The U.S. encouraged Ethiopian intervention in Somalia in 2006 with disastrous implications. Any one with a cursory understanding of the region knows that Ethiopian intervention only strengthened the extremists in Somalia, resulting in the emergence of Al-Shabab. Even as PM Desalegn was claiming in his interview that Al Shabab is "diminished," it struck with a suicide attack in Mogadishu against a well-fortified hotel which hosts foreign journalists and important Somali political and military figures. The violence shows no sign of abating. If anything, it has expanded into the neighboring countries of Kenya and Uganda.
Ethiopia and Somalia have a long history of mutual distrust and acrimony roughly similar to the history of India and Pakistan. Somalia has border dispute with both Ethiopia and Kenya whose roots are in colonial impositions. It would be just as cynical and foolish for Ethiopia to send troops to Somalia as for India to send troops to Waziristan intending to stabilize its relation with Pakistan.
Regarding democratic elections in Ethiopia, Susan Rice could not contain herself from chuckling cynically about the regime's 100% claim of victory. How she could reconcile her sarcasm with her impassioned speech during the mourning for the late Prime Minster, Meles Zenawi, is puzzling. She called those who oppose Meles fools and idiots. After the violence and rigged election of 2005, hopes for any democratic transfer of power in the country have been dashed.
There are also questions raised on the sustainability of the much publicized double- digit economic growth of Ethiopia, despite the current dramatic makeover of Addis Ababa: the government seems oblivious to the fact that 80% of Ethiopians are peasants even as famine now threatens 15 million Ethiopians. The impact on the country of the foreign land grab, with its environmental cost and human displacement and the destruction of the pastoralist life style, has received wide coverage. A fertile area the size of Belgium has been leased cheaply to Indian and Saudi investors in the name of development. Along with the environmental costs, the displacement of indigenous pastoralists is enormous.

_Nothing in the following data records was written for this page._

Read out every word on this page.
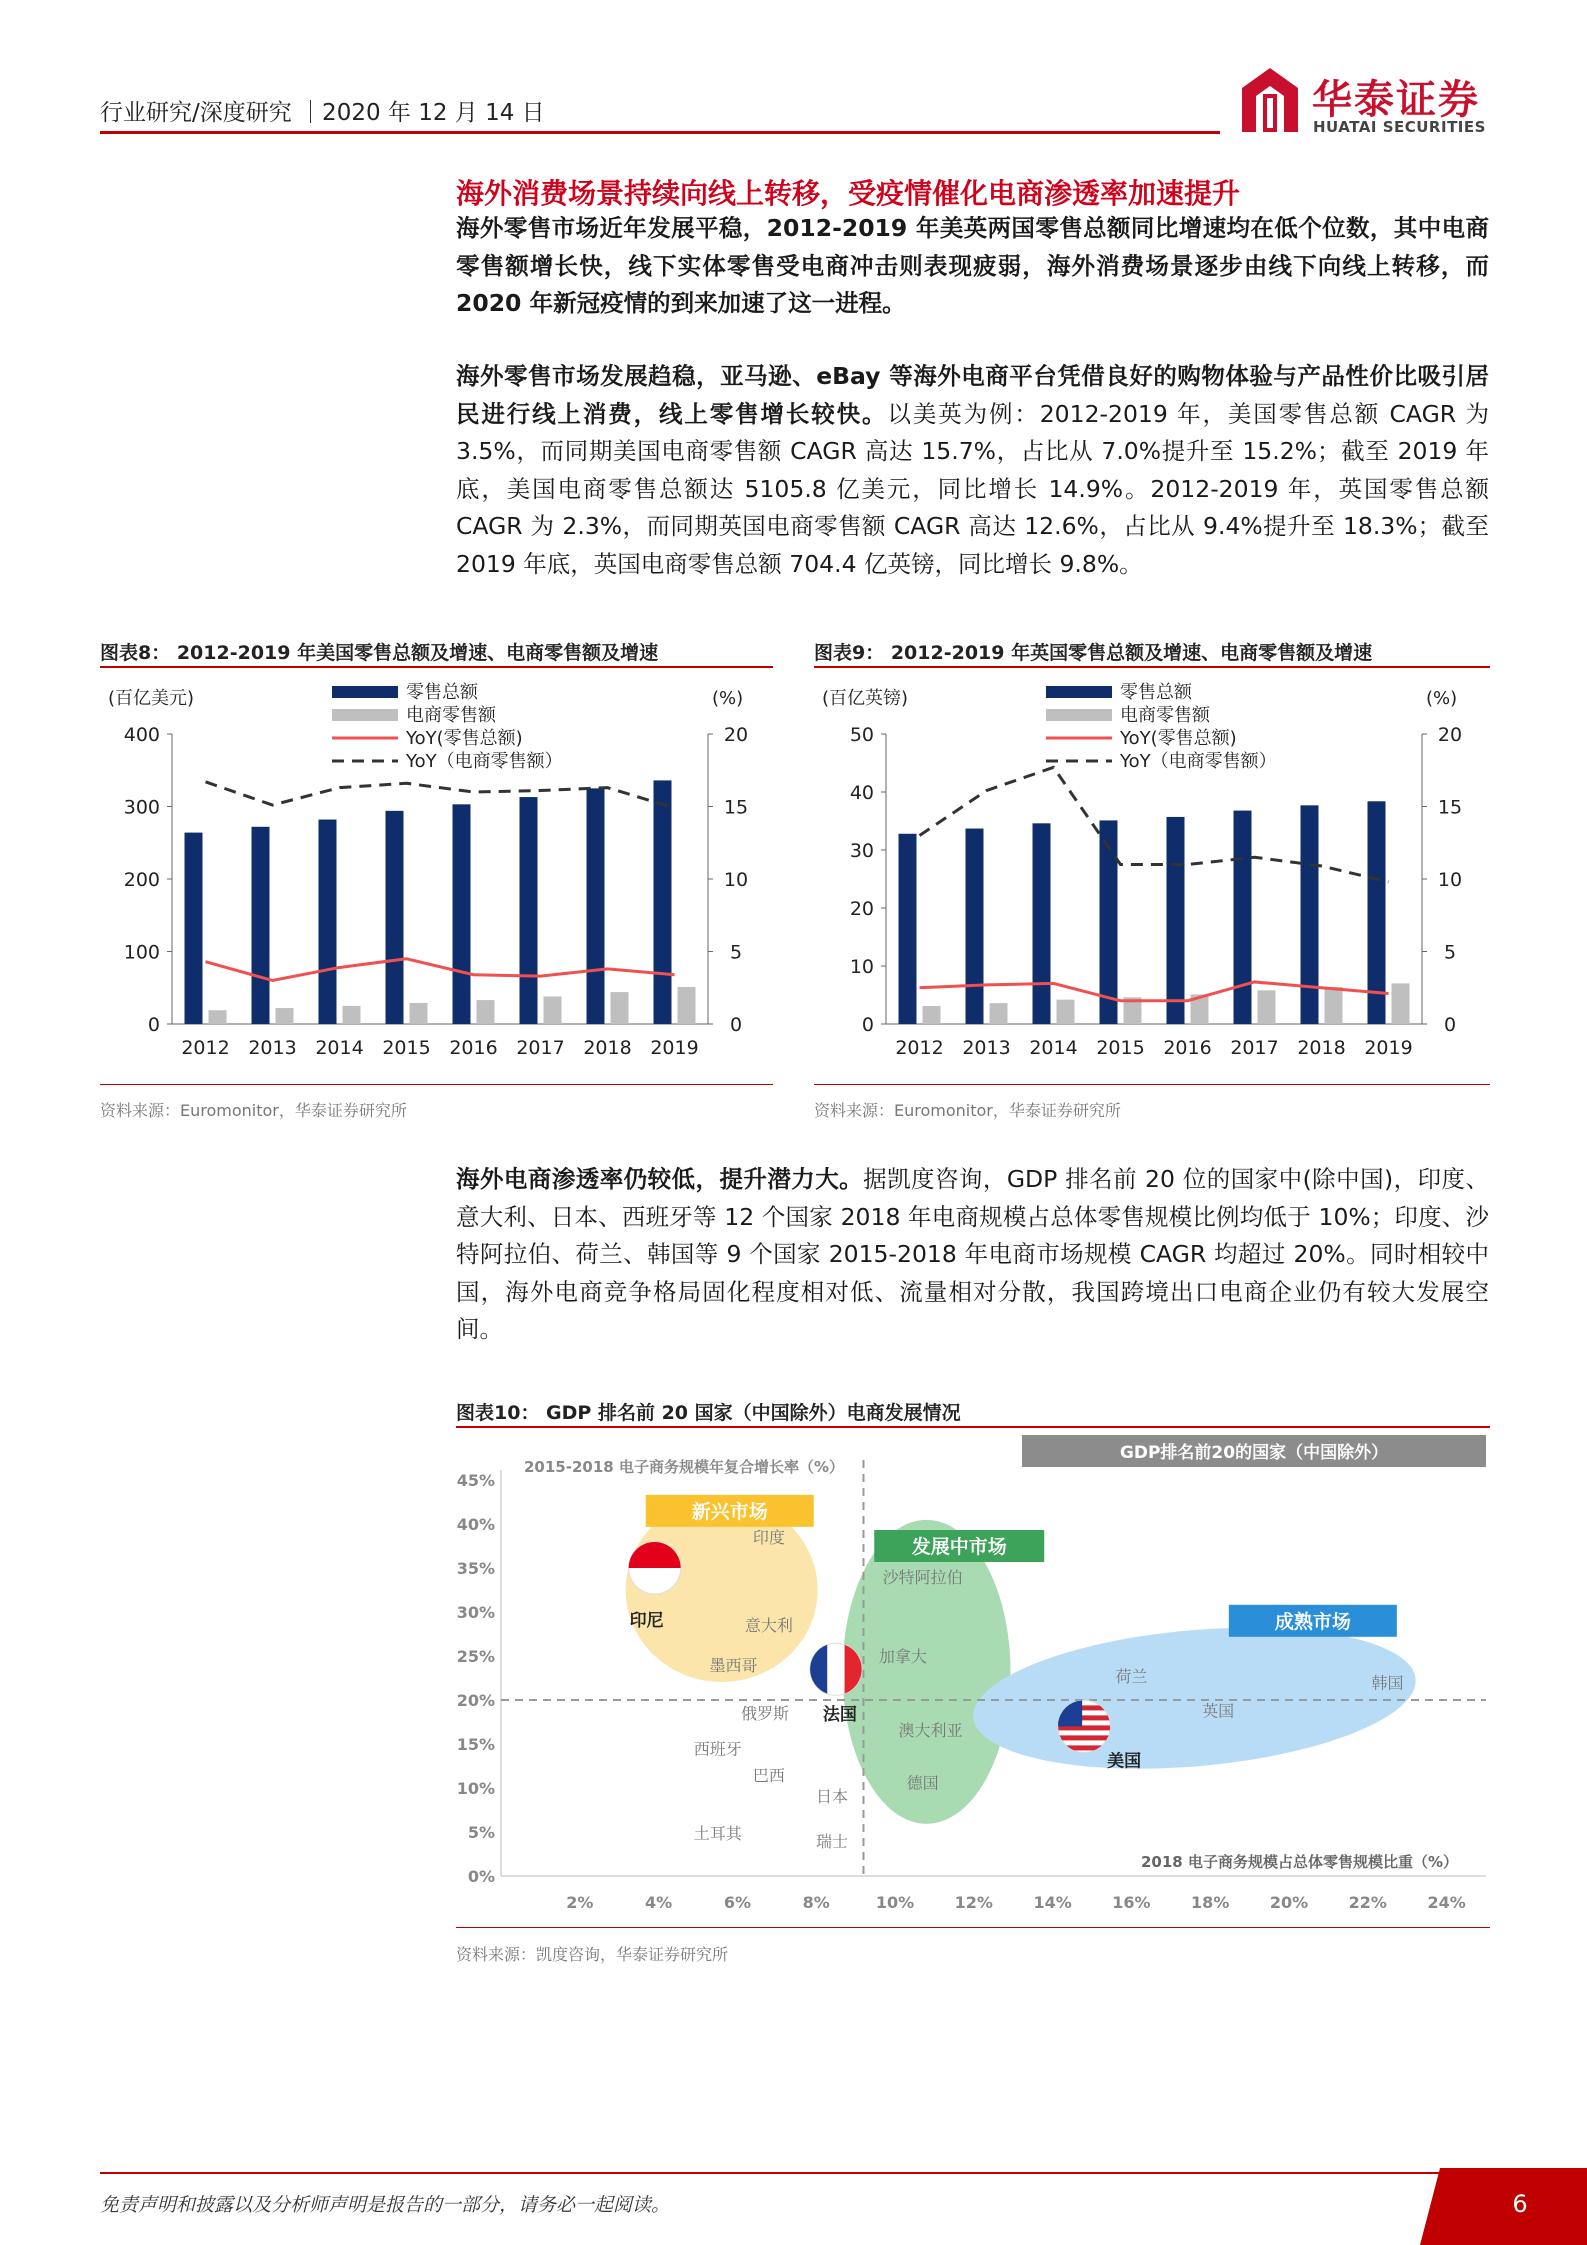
行业研究/深度研究 ｜2020 年 12 月 14 日	华泰证券
HUATAI SECURITIES
海外消费场景持续向线上转移，受疫情催化电商渗透率加速提升
海外零售市场近年发展平稳，2012-2019 年美英两国零售总额同比增速均在低个位数，其中电商零售额增长快，线下实体零售受电商冲击则表现疲弱，海外消费场景逐步由线下向线上转移，而 2020 年新冠疫情的到来加速了这一进程。
海外零售市场发展趋稳，亚马逊、eBay 等海外电商平台凭借良好的购物体验与产品性价比吸引居民进行线上消费，线上零售增长较快。以美英为例：2012-2019 年，美国零售总额 CAGR 为 3.5%，而同期美国电商零售额 CAGR 高达 15.7%，占比从 7.0%提升至 15.2%；截至 2019 年底，美国电商零售总额达 5105.8 亿美元，同比增长 14.9%。2012-2019 年，英国零售总额 CAGR 为 2.3%，而同期英国电商零售额 CAGR 高达 12.6%，占比从 9.4%提升至 18.3%；截至 2019 年底，英国电商零售总额 704.4 亿英镑，同比增长 9.8%。
图表8： 2012-2019 年美国零售总额及增速、电商零售额及增速
(百亿美元)	(%)
0
100
200
300
400
0
5
10
15
20
2012 2013 2014 2015 2016 2017 2018 2019
零售总额
电商零售额
YoY(零售总额)
YoY（电商零售额）
资料来源：Euromonitor，华泰证券研究所
图表9： 2012-2019 年英国零售总额及增速、电商零售额及增速
(百亿英镑)	(%)
0
10
20
30
40
50
0
5
10
15
20
2012 2013 2014 2015 2016 2017 2018 2019
零售总额
电商零售额
YoY(零售总额)
YoY（电商零售额）
资料来源：Euromonitor，华泰证券研究所
海外电商渗透率仍较低，提升潜力大。据凯度咨询，GDP 排名前 20 位的国家中(除中国)，印度、意大利、日本、西班牙等 12 个国家 2018 年电商规模占总体零售规模比例均低于 10%；印度、沙特阿拉伯、荷兰、韩国等 9 个国家 2015-2018 年电商市场规模 CAGR 均超过 20%。同时相较中国，海外电商竞争格局固化程度相对低、流量相对分散，我国跨境出口电商企业仍有较大发展空间。
图表10： GDP 排名前 20 国家（中国除外）电商发展情况
GDP排名前20的国家（中国除外）
新兴市场
发展中市场
成熟市场
0%
5%
10%
15%
20%
25%
30%
35%
40%
45%
2%	4%	6%	8%	10%	12%	14%	16%	18%	20%	22%	24%
2015-2018 电子商务规模年复合增长率（%）
2018 电子商务规模占总体零售规模比重（%）
印度
印尼	意大利
墨西哥
沙特阿拉伯
加拿大
法国
澳大利亚
德国
俄罗斯
西班牙
巴西
日本
土耳其	瑞士
荷兰
英国
韩国
美国
资料来源：凯度咨询，华泰证券研究所
免责声明和披露以及分析师声明是报告的一部分，请务必一起阅读。	6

Mary Harper in her report says that inequality gap in Ethiopia is one of the narrowest in the world. However, a quick search shows that inequality in Ethiopia is one of the highest in the world. Ethiopia's positioning in UN's Human Development Index (HDI) is 173rd of 187 countries for the 2013 data. Transparency index ranks Ethiopia 111th of 177 countries for corruption, "with a score of 33 on a scale where 100 means very clean and 0 means highly corrupt." The country suffers from high levels of bribery and those with access to state power act in brutally self-interested and exploitative ways. By most accounts, polarized ethnic divisions in the country have led to winner-take-all situations.

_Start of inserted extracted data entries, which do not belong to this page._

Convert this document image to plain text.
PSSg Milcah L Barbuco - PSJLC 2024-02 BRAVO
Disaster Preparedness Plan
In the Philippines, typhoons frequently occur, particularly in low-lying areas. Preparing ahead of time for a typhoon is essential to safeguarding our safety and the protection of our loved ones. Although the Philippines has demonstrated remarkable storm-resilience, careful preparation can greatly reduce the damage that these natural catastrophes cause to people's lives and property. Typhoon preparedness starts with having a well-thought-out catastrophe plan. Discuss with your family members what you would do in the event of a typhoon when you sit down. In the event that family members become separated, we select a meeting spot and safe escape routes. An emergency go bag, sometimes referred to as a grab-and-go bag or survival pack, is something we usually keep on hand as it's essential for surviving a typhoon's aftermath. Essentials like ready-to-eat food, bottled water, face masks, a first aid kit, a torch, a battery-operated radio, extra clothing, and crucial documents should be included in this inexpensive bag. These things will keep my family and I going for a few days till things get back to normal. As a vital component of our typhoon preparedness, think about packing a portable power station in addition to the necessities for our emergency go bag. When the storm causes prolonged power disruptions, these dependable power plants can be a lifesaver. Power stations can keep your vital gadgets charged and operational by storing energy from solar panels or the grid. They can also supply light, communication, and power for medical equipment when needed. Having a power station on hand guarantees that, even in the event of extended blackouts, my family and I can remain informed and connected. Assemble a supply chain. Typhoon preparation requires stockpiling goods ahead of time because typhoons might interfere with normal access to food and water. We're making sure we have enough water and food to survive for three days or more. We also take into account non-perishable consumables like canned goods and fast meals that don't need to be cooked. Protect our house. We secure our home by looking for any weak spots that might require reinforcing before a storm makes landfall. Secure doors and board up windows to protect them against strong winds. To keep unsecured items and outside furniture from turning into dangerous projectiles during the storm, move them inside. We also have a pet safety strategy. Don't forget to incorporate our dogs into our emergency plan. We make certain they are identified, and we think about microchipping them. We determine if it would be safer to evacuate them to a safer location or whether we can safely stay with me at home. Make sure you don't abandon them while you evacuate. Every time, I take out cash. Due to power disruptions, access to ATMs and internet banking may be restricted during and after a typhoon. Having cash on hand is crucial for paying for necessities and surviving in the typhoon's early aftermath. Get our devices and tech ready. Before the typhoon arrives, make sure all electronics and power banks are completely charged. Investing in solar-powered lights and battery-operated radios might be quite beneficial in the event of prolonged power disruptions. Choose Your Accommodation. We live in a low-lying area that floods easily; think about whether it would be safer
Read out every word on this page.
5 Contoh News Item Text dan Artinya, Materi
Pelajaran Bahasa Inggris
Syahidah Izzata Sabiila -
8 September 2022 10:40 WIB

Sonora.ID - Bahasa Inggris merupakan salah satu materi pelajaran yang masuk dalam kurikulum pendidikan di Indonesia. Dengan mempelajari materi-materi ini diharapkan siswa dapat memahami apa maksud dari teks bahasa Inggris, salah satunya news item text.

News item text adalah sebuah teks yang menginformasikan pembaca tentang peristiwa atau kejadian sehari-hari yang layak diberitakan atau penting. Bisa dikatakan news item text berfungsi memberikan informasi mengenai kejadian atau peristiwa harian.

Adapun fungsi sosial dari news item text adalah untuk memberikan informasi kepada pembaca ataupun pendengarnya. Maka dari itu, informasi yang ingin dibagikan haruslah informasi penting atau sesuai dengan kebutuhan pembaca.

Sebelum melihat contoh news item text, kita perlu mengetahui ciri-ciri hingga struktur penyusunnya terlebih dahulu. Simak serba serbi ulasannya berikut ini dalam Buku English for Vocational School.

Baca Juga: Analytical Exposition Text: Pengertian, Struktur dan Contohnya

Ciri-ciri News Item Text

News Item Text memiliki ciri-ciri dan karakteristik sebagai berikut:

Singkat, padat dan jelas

In an ideal scenario, the brotherly people of Eritrea, Ethiopia, Sudan, Djibouti and Somalia, whose fates are intertwined by geography and history, need cooperation and trade between and within themselves based on mutual respect for basic human rights and due regard for the health of the environment. Increased militarization and fragmentation will only entrench existing cycles of violence, death, displacement, environmental degradation and famine. As it stands, the egoistic leaders are making the region dangerous and vulnerable to intensive neocolonialist extractive exploitation by the U.S., China, Canada, India, Turkey, Saudi Arabia and others.